Harper also watched the French. ‘What happens if they bring a mortar?’ he asked.
‘We’re buggered,’ Sharpe said, ‘but a lot can happen before a mortar gets here.’
‘What?’
‘I don’t know,’ Sharpe said irritably. He really did not know, any more than he knew what to do. Christopher had been very persuasive and it was only a streak of stubbornness in Sharpe that made him so certain the Colonel was lying. That and the look in Major Dulong’s eyes. ‘Maybe I’m wrong, Pat, maybe I’m wrong. Trouble is I like it here.’
Harper smiled. ‘You like it here?’
‘I like being away from the army. Captain Hogan’s all right, but the rest? I can’t stand the rest.’
‘Jack puddings,’ Harper said flatly, meaning officers.
‘I’m better on my own,’ Sharpe said, ‘and out here I’m on my own. So we’re staying.’
‘Aye,’ Harper said, ‘and I think you’re right.’
‘You do?’ Sharpe sounded surprised.
‘I do,’ Harper said, ‘mind you, my mother never reckoned I was any good at thinking.’
Sharpe laughed. ‘Go and clean your rifle, Pat.’
Cooper had boiled a can of water and some of the riflemen used it to swill out their weapons’ barrels. Every shot left a little layer of caked powder that would eventually build up and make the rifle unusable, but hot water dissolved the residue. Some riflemen preferred to piss down the barrel. Hagman used the boiling water, then scraped at his barrel with his ramrod. ‘You want me to clean yours, sir?’ he asked Sharpe.
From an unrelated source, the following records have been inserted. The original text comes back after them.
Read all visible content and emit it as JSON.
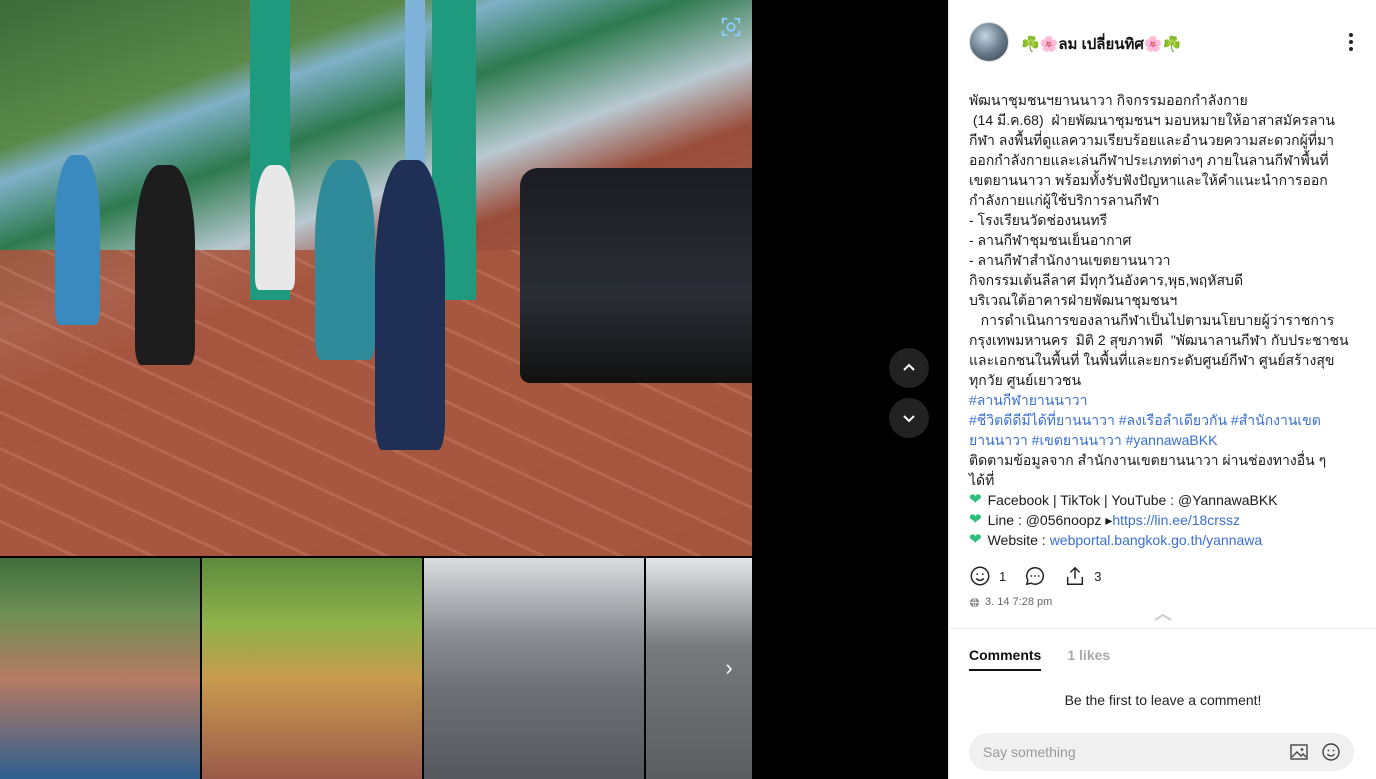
{
  "post": {
    "author": "☘️🌸ลม เปลี่ยนทิศ🌸☘️",
    "body": [
      "พัฒนาชุมชนฯยานนาวา กิจกรรมออกกำลังกาย",
      " (14 มี.ค.68)  ฝ่ายพัฒนาชุมชนฯ มอบหมายให้อาสาสมัครลานกีฬา ลงพื้นที่ดูแลความเรียบร้อยและอำนวยความสะดวกผู้ที่มาออกกำลังกายและเล่นกีฬาประเภทต่างๆ ภายในลานกีฬาพื้นที่เขตยานนาวา พร้อมทั้งรับฟังปัญหาและให้คำแนะนำการออกกำลังกายแก่ผู้ใช้บริการลานกีฬา",
      "- โรงเรียนวัดช่องนนทรี",
      "- ลานกีฬาชุมชนเย็นอากาศ",
      "- ลานกีฬาสำนักงานเขตยานนาวา",
      "กิจกรรมเต้นลีลาศ มีทุกวันอังคาร,พุธ,พฤหัสบดี",
      "บริเวณใต้อาคารฝ่ายพัฒนาชุมชนฯ",
      "   การดำเนินการของลานกีฬาเป็นไปตามนโยบายผู้ว่าราชการกรุงเทพมหานคร  มิติ 2 สุขภาพดี  \"พัฒนาลานกีฬา กับประชาชนและเอกชนในพื้นที่ ในพื้นที่และยกระดับศูนย์กีฬา ศูนย์สร้างสุขทุกวัย ศูนย์เยาวชน"
    ],
    "hashtags_line1": "#ลานกีฬายานนาวา",
    "hashtags_line2": "#ชีวิตดีดีมีได้ที่ยานนาวา #ลงเรือลำเดียวกัน #สำนักงานเขตยานนาวา #เขตยานนาวา #yannawaBKK",
    "follow_text": "ติดตามข้อมูลจาก สำนักงานเขตยานนาวา ผ่านช่องทางอื่น ๆ ได้ที่",
    "contacts": {
      "social": "Facebook | TikTok | YouTube : @YannawaBKK",
      "line_prefix": "Line : @056noopz ▸ ",
      "line_url": "https://lin.ee/18crssz",
      "web_prefix": "Website : ",
      "web_url": "webportal.bangkok.go.th/yannawa"
    },
    "reactions_count": "1",
    "shares_count": "3",
    "timestamp": "3. 14 7:28 pm"
  },
  "tabs": {
    "comments": "Comments",
    "likes": "1 likes"
  },
  "empty_comments": "Be the first to leave a comment!",
  "composer": {
    "placeholder": "Say something"
  },
  "icons": {
    "focus": "focus-frame-icon",
    "prev": "chevron-up-icon",
    "next": "chevron-down-icon",
    "emoji": "smiley-icon",
    "comment": "comment-bubble-icon",
    "share": "share-icon",
    "globe": "globe-icon",
    "image": "image-icon",
    "more": "more-vertical-icon"
  },
  "colors": {
    "hashtag": "#3b6fd1",
    "heart": "#2bbf7a",
    "viewer_bg": "#000000"
  }
}
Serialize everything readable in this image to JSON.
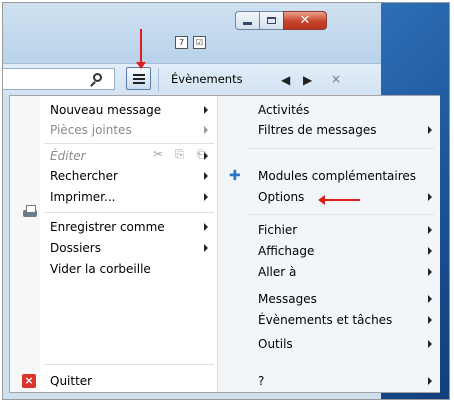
{
  "window": {
    "minimize_icon": "minimize-icon",
    "maximize_icon": "maximize-icon",
    "close_glyph": "✕",
    "calendar_glyph": "7",
    "tasks_glyph": "☑"
  },
  "toolbar": {
    "menu_button_icon": "hamburger-menu-icon",
    "events_tab_label": "Évènements",
    "prev_glyph": "◀",
    "next_glyph": "▶",
    "close_glyph": "×"
  },
  "menu": {
    "left": [
      {
        "label": "Nouveau message",
        "submenu": true,
        "disabled": false
      },
      {
        "label": "Pièces jointes",
        "submenu": true,
        "disabled": true
      },
      {
        "label": "Éditer",
        "submenu": true,
        "disabled": true
      },
      {
        "label": "Rechercher",
        "submenu": true,
        "disabled": false
      },
      {
        "label": "Imprimer...",
        "submenu": true,
        "disabled": false,
        "icon": "printer-icon"
      },
      {
        "label": "Enregistrer comme",
        "submenu": true,
        "disabled": false
      },
      {
        "label": "Dossiers",
        "submenu": true,
        "disabled": false
      },
      {
        "label": "Vider la corbeille",
        "submenu": false,
        "disabled": false
      },
      {
        "label": "Quitter",
        "submenu": false,
        "disabled": false,
        "icon": "quit-icon"
      }
    ],
    "edit_tools": "✂ ⎘ ⎗",
    "right": [
      {
        "label": "Activités",
        "submenu": false
      },
      {
        "label": "Filtres de messages",
        "submenu": true
      },
      {
        "label": "Modules complémentaires",
        "submenu": false,
        "icon": "puzzle-piece-icon"
      },
      {
        "label": "Options",
        "submenu": true
      },
      {
        "label": "Fichier",
        "submenu": true
      },
      {
        "label": "Affichage",
        "submenu": true
      },
      {
        "label": "Aller à",
        "submenu": true
      },
      {
        "label": "Messages",
        "submenu": true
      },
      {
        "label": "Évènements et tâches",
        "submenu": true
      },
      {
        "label": "Outils",
        "submenu": true
      },
      {
        "label": "?",
        "submenu": true
      }
    ]
  },
  "annotations": {
    "color": "#e21b1b"
  }
}
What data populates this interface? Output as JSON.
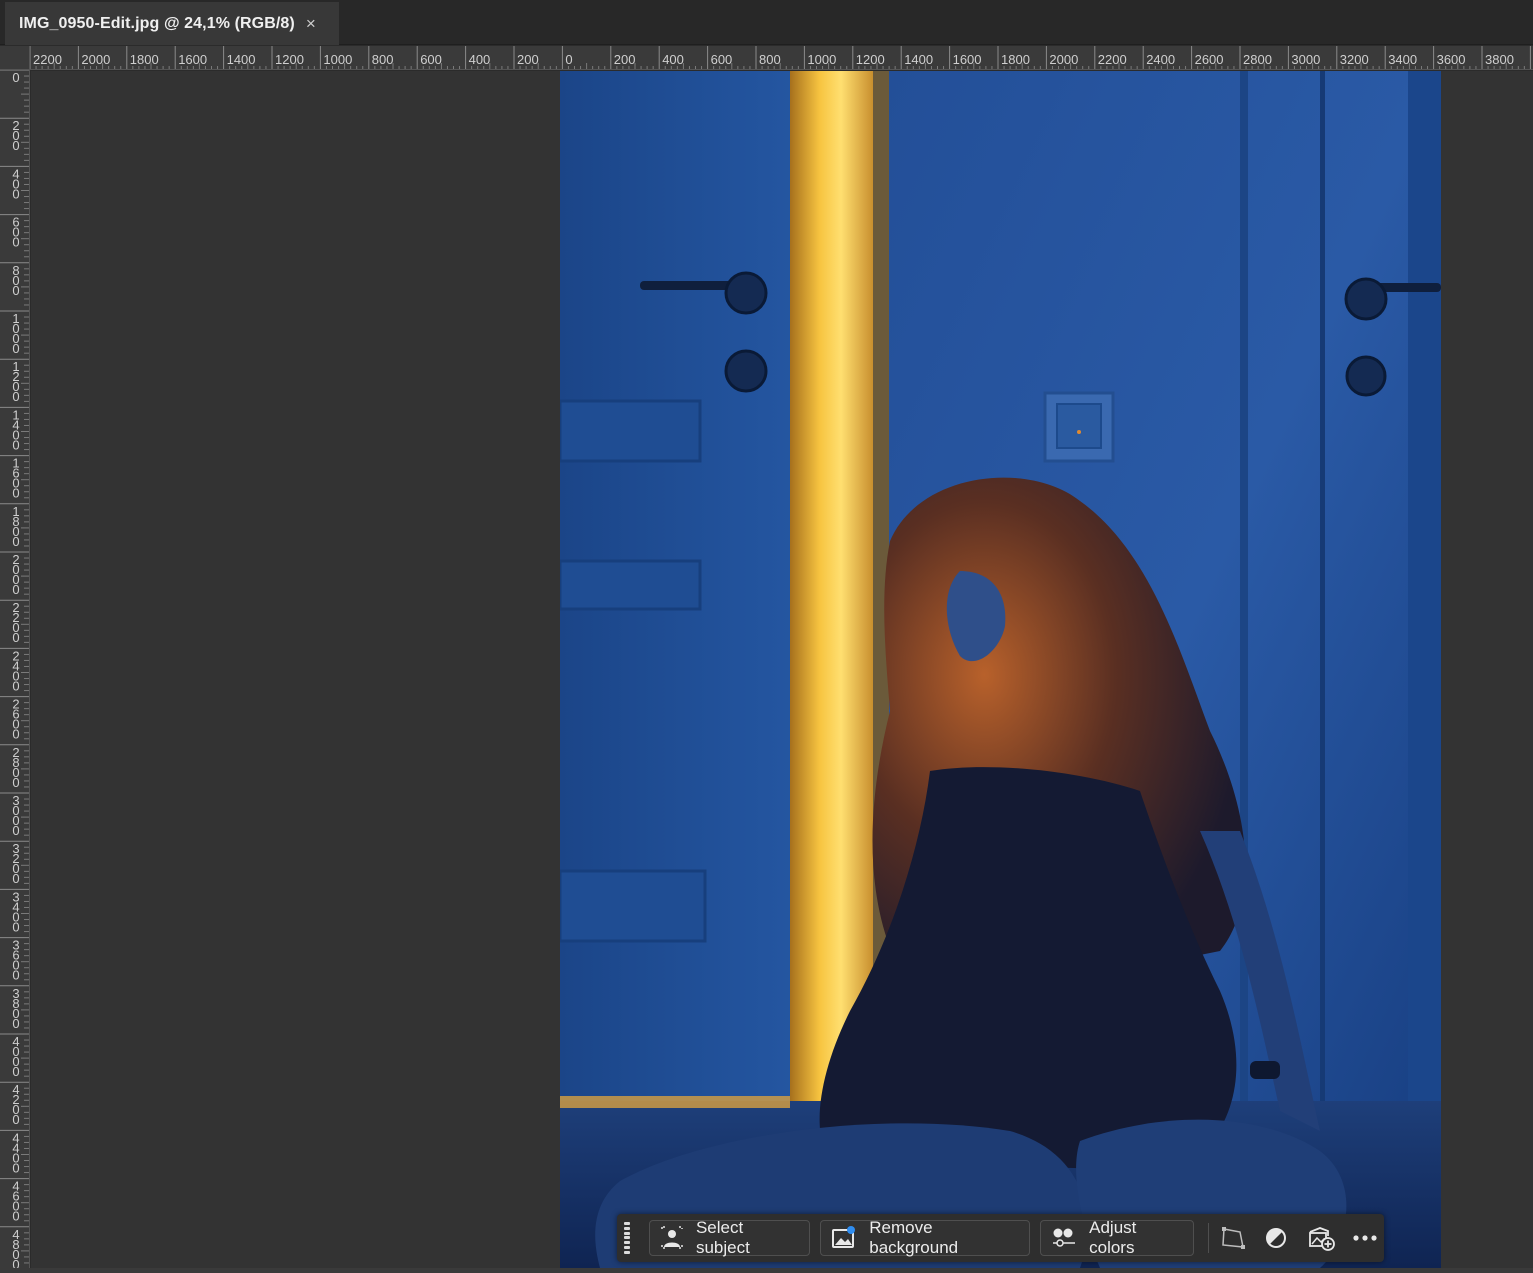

‘It’ll wait, Dan,’ Sharpe said, then saw Sergeant Macedo and his men come back and he wondered where his own gravediggers were and so he went to the northernmost redoubt from where he could see Harris and Dodd stamping the earth down over Donnelly’s body while Williamson leaned on the spade. ‘Aren’t you finished?’ Sharpe shouted at them. ‘Hurry!’
‘Coming, sir!’ Harris called, and he and Dodd picked up their jackets and started up the hill. Williamson hefted the spade, looked as if he was about to follow and then, quite suddenly, turned and ran down the hill.
‘Jesus!’ Harper appeared beside Sharpe and raised his rifle.
Sharpe pushed it down. He was not trying to save Williamson’s life, but there was a truce on the hill and even a single rifle shot could be construed as breaking the truce and the howitzer could answer the shot while Dodd and Harris were still on the open slope.
‘The bastard!’ Hagman watched Williamson run recklessly down the hill as though he was trying to outrun the expected bullet. Sharpe felt a terrible sense of failure. He had not liked Williamson, but even so it was the officer who had failed when a man ran. The officer would not get punished, of course, and the man, if he were ever caught, would be shot, but Sharpe knew that this was his failure. It was a reproof to his command.
Harper saw the stricken look on Sharpe’s face and did not understand it. ‘We’re best off without the bastard, sir,’ he said.
Dodd and Harris looked dumbfounded and Harris even turned as if he wanted to chase Williamson until Sharpe called him back. ‘I should never have sent Williamson to do that job,’ he said bitterly.